MulticoreWare is a software solutions and services company that specialises in optimising computer vision, sensor data processing, and AI applications on a variety of low-power, embedded, and heterogeneous systems.
Imagination collaborated with MulticoreWare to showcase accelerated stereo block matching algorithm performance on the UNISOC-T710 development platform, leveraging MulticoreWare’s expertise in OpenCL by re-implementing the stereo BM algorithm to improve compute resource utilisation and memory optimisation to deliver greater than ~50x performance gain on the Imagination GPUs.
Commenting on the announcement Vish Rajalingam, Vice President & Co-GM, Autonomous Vehicle & Automotive BU, MulticoreWare, said, “Power-efficient GPUs are now essential for all computer vision, artificial intelligence, and sensing applications. We are excited to be partnering with Imagination to enable their customers in implementing algorithm optimisations and software accelerations on Imagination’s PowerVR GPUs, with a planned roadmap to include RISC-V software acceleration in future.”

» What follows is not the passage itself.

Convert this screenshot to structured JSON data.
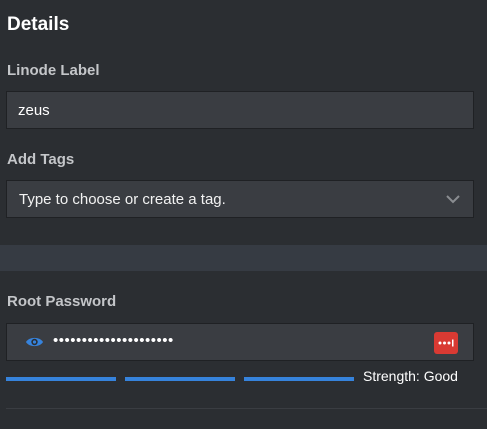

Gilberto Rodriguez, Director of Product Management, Imagination, added, “Imagination’s GPUs can be used to deploy computer vision tasks as well as machine learning acceleration easily and efficiently on edge devices. MulticoreWare is utilising our IP to its actual potential for general-purpose GPU applications. By working together, we can offer our customers a truly optimised PowerVR deployment experience.”
The StereoBM algorithm was chosen for optimisation based on customer interest. MulticoreWare analysed the CPU performance to identify bottlenecks. The goal was to achieve maximum GPU parallelism, which was enabled by efficient implementation of internal register usage and the configuration of an appropriate global workgroup size that is adaptive to the image resolution.
Imagination’s GM9446 GPU memory layout was used to calculate the adaptive global workgroup size. In addition to the computational optimisation, the algorithm parameters were modified to obtain greater accuracy combined with a very-high performant implementation on the GPUs compared to the CPUs on the same platform.
The CPU time in one configuration was 54.25ms, whereas the MCW implementation was 0.78ms, a ~70x gain in performance.